Search engine restrictions, limits on file-sharing and delays in upload approval can be frustrating at times, but it’s a small price to pay for the more open and equal Internet access that recent legislation has made possible. Part of that equality is having access to personal computers capable of both upstream and downstream functionality. Nobody today is in favor of going back to the old days when computers were split into two classes: consumer and business, and when only the latter could actually download files directly from the Internet. In those days the only way to get your hands on a “two-way”, as they were known, was on the black market. Among other things, these illegal devices spawned a massive online shadow market for unauthorized downloadable content, where bootlegged music and pirated software (not to mention terabytes of pornography) proliferated. Most of these sites, which originated overseas, were only up for a few days before being blocked or shut down, but that was long enough for millions in illegal profits to be made, much of it financing criminal and terrorist organizations.
Regulating the Online World
The eventual deregulation of the computer hardware industry was a major compromise of The Digital Millennium Copyright Act (DMCA). That legislation, passed in 1998, represented Congress’ most comprehensive attempt yet to reform Internet regulations that had become hopelessly unmanageable, and to harmonize a muddled patchwork of overlapping state and federal laws. The DMCA eliminated the market for illegal computer hardware virtually overnight, while significantly stepping up enforcement of illegal sites, and placing stringent requirements on software and file-developers like Microsoft, IBM and Adobe to create file formats that couldn’t be opened if they were illegally downloaded from the Internet. It also streamlined IP registration processes, and made accessing government copyright and trademark records much easier for the general public.
The biggest thing the DMCA did though was to consolidate and simplify a splintered bureaucratic structure by creating the Combined Federal Internet Communications Agency (CFICA) which, among other things, united divisions of the FTC, FCC and the Internet Corporation for Assigned Names and Numbers International (ICANN) under a single regulatory body that oversees all Internet practices in the United States. A major mandate of the new agency was to filter inbound Internet traffic from countries whose intellectual property laws were more lax than ours. Soon after its creation other countries with robust IP laws began following our lead and establishing their own Internet agencies. Eventually this led to a joint World Trade Organization (WTO), World Intellectual Property Organization (WIPO) treaty among like-minded IPR-friendly countries, resulting in a list of mostly developed nations that now accept unfettered reciprocal Internet traffic between their virtual borders. While some argue that this unfairly limits the growth potential of developing nations left out of the treaty, most agree that it has the beneficial effect of encouraging strong IP laws as a prerequisite to entry into the world’s online community.

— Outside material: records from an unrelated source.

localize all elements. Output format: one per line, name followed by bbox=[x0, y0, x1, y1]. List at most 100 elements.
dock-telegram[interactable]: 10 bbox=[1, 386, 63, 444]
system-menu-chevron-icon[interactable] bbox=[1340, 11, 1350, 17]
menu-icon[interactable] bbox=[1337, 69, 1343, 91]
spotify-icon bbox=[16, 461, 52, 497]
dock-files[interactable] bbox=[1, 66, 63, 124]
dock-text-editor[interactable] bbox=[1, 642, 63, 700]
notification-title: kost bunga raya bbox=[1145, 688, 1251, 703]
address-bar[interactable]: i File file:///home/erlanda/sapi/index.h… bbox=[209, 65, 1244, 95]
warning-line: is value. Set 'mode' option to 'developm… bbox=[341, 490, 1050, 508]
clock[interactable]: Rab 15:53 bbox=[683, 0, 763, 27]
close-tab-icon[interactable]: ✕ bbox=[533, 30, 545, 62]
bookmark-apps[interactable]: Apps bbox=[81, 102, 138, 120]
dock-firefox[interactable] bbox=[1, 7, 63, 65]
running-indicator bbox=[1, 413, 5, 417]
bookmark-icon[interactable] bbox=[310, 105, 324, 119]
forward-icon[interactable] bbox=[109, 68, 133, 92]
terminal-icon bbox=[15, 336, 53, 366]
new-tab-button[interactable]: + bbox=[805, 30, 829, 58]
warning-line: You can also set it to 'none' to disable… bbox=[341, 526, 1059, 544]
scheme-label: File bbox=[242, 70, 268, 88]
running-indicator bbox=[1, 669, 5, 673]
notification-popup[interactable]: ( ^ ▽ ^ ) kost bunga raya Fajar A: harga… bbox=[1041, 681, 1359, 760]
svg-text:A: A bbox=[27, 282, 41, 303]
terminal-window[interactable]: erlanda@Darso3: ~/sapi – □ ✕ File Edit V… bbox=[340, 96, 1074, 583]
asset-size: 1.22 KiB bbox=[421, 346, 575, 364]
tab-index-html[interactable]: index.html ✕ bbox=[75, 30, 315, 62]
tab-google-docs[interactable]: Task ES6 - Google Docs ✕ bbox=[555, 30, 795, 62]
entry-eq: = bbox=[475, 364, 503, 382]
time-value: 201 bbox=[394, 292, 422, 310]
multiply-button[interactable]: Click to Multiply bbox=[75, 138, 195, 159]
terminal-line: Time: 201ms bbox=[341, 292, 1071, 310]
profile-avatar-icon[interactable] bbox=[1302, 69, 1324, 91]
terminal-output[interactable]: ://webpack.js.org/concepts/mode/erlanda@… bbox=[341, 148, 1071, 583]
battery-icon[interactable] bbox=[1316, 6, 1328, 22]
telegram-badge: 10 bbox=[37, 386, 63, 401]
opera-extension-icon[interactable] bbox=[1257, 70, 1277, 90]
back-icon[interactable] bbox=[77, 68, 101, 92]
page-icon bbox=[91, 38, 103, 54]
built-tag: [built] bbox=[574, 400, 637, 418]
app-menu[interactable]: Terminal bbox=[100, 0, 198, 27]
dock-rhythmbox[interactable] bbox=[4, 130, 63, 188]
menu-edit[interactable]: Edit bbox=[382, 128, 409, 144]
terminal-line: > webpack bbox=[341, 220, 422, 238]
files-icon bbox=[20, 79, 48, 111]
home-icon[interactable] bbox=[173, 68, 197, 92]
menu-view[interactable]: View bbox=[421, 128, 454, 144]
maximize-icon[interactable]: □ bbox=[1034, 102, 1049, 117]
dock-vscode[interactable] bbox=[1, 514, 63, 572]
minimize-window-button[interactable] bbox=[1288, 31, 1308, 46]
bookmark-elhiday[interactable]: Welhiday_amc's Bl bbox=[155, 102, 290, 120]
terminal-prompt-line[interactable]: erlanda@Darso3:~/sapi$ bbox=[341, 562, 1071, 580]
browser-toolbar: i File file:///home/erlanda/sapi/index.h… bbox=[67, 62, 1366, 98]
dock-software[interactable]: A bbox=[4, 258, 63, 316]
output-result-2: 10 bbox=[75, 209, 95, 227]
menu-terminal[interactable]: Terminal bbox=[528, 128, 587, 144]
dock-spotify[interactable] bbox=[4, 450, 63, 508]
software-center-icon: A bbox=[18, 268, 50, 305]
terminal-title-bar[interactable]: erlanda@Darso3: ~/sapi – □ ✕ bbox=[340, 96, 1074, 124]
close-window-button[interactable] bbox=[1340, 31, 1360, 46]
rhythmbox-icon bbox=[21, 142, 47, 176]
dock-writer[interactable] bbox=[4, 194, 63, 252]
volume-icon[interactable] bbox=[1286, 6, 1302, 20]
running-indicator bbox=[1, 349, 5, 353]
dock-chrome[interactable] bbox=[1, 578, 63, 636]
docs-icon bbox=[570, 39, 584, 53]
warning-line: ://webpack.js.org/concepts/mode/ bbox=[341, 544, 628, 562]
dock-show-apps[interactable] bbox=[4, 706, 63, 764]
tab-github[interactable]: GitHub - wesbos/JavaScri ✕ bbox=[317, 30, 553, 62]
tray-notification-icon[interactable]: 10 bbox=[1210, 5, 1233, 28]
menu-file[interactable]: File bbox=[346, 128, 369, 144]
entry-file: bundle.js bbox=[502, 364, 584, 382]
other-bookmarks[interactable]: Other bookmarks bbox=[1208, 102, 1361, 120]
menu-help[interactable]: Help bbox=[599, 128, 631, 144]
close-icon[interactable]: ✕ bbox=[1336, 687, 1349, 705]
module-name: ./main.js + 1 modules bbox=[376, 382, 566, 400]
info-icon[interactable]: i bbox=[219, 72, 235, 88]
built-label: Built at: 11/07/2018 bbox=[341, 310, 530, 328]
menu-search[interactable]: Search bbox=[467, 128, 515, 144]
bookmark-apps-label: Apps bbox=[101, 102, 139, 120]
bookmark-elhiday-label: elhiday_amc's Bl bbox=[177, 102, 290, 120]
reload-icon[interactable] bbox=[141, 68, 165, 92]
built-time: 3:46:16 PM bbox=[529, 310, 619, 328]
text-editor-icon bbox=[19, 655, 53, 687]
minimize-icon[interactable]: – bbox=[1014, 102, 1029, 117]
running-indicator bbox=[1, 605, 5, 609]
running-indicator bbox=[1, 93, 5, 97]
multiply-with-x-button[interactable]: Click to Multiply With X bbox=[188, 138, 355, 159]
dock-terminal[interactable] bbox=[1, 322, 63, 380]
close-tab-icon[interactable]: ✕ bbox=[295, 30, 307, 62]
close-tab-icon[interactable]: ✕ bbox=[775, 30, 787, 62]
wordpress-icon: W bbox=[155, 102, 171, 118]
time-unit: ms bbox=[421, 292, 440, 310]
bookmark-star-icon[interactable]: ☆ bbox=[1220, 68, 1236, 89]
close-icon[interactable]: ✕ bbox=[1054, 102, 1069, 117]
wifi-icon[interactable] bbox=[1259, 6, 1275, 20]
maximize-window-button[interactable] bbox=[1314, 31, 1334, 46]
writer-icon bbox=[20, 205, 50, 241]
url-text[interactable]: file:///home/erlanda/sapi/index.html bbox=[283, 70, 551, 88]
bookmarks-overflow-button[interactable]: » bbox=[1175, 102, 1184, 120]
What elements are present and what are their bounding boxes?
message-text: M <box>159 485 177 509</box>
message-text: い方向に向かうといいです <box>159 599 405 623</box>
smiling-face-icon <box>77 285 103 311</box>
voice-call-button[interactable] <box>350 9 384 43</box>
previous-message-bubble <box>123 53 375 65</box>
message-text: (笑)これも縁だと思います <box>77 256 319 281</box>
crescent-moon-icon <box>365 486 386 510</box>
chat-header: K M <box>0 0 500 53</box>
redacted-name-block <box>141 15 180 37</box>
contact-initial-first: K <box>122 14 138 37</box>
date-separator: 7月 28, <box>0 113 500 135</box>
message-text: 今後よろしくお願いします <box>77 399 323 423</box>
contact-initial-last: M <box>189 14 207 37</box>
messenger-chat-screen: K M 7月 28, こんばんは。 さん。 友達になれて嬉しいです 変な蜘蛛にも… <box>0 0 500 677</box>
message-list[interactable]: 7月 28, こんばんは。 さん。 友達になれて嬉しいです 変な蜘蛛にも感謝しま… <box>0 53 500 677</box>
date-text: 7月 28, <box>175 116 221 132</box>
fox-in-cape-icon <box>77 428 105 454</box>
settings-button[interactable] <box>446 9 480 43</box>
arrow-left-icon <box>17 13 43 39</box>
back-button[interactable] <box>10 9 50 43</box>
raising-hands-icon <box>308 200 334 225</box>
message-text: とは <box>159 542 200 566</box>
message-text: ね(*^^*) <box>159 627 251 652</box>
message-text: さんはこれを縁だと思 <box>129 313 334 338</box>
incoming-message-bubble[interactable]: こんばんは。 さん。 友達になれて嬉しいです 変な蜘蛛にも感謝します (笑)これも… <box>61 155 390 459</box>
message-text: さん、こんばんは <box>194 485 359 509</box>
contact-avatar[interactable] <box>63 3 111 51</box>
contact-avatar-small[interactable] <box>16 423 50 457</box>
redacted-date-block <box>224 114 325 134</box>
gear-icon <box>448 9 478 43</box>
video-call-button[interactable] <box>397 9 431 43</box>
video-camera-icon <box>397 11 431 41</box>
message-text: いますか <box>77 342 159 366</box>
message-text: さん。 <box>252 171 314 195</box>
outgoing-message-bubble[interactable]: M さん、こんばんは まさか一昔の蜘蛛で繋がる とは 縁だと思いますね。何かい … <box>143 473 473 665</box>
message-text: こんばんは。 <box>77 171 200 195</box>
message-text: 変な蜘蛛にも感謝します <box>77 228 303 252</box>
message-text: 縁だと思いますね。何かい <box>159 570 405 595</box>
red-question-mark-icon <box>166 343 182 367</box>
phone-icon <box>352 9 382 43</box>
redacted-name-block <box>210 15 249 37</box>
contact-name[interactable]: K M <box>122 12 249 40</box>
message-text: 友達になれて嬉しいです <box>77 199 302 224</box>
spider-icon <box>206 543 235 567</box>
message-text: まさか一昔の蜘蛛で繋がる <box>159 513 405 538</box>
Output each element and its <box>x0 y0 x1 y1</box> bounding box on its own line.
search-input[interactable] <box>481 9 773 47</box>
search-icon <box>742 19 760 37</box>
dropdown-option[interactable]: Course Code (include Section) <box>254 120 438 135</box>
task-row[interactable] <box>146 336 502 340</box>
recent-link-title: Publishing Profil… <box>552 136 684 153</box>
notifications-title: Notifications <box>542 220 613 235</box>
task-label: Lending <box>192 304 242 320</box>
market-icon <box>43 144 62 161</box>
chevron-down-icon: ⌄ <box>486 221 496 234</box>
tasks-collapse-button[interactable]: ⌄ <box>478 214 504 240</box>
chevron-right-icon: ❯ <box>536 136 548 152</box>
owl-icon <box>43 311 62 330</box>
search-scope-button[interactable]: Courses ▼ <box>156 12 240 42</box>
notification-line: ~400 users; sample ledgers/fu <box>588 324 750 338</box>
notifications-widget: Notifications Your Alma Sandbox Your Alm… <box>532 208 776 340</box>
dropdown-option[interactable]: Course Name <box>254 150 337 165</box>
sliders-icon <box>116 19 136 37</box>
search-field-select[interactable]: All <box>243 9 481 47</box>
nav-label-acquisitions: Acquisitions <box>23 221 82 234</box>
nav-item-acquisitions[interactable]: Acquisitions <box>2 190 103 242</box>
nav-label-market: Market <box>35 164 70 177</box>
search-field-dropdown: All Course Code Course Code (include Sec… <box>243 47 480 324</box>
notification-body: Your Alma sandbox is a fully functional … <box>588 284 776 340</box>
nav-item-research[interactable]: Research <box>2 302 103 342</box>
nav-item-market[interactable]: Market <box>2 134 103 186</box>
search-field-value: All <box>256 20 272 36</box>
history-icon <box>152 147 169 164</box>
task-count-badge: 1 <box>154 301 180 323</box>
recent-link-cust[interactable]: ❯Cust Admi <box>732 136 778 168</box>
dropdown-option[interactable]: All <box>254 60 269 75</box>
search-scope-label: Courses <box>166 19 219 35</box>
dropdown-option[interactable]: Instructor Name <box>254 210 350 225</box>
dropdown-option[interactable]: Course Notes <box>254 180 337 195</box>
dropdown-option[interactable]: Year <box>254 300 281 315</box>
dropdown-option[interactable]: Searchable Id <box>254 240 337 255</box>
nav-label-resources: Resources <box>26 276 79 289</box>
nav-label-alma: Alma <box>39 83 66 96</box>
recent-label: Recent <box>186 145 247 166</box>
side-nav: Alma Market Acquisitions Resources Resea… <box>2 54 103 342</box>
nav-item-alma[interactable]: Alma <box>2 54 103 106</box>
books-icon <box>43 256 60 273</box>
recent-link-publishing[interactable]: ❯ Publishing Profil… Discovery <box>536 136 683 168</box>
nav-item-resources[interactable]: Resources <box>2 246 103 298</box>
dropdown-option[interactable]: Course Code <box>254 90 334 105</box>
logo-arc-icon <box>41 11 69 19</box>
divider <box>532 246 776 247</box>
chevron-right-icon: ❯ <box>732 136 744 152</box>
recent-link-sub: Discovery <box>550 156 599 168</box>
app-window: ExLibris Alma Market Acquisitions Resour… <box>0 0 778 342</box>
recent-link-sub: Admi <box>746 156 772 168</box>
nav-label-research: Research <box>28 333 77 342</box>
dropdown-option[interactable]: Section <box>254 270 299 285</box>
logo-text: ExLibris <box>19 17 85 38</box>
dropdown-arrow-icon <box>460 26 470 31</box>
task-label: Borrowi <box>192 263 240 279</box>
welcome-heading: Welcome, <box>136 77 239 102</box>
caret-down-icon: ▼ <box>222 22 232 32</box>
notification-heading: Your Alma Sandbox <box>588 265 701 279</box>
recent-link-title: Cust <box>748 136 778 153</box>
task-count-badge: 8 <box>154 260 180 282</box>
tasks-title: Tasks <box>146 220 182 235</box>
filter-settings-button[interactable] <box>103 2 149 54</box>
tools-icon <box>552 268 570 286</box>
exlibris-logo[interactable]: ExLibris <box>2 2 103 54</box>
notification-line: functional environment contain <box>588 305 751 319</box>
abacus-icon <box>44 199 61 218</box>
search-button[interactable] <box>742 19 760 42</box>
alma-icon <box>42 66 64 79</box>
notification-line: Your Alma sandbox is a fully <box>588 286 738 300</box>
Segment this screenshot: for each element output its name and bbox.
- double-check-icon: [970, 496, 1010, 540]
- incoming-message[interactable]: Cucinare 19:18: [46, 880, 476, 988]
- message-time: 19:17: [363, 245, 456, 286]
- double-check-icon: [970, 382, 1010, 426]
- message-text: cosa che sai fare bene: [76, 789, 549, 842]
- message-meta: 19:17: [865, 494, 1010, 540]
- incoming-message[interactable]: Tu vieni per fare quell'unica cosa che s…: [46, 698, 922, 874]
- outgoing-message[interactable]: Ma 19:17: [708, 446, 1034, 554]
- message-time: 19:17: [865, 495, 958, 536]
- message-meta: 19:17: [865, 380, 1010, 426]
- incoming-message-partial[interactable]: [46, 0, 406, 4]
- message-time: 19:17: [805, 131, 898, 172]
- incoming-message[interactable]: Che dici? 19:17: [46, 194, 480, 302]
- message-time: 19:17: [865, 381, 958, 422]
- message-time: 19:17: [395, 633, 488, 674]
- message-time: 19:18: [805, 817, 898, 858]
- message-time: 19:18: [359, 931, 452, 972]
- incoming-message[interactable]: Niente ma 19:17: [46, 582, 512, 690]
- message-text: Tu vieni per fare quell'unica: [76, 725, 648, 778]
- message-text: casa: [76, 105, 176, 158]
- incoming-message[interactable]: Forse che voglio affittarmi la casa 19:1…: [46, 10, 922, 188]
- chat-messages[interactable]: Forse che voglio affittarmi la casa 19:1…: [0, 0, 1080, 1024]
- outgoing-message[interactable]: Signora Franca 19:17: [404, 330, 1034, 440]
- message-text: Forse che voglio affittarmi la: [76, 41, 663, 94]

The DMCA wasn’t perfect. Many constituents wanted the US Copyright Office and USPTO to also be included in the new super-agency, since both offices also had to be beefed up to deal with the new formality requirements that database sites successfully lobbied into the final draft of the bill. But it is still widely considered an effective solution to a commercial environment that demanded more oversight. The only alternative would have been a full repeal of the Copyright Act, or at least sweeping reforms to it, which would have left copyright ownership—a constitutional guarantee—with a very uncertain future.
Some civil rights groups have initiated test cases challenging many of the new regulations of the DMCA on the basis that they impermissibly restrict free speech, arguing that everyone—not just big business and government—should have equally unfettered access to the Internet as a means of free and open communication. So far though these groups are running up against stiff resistance from content distributors who argue persuasively that the Internet is subject to the same time, place and manner restrictions as the offline world.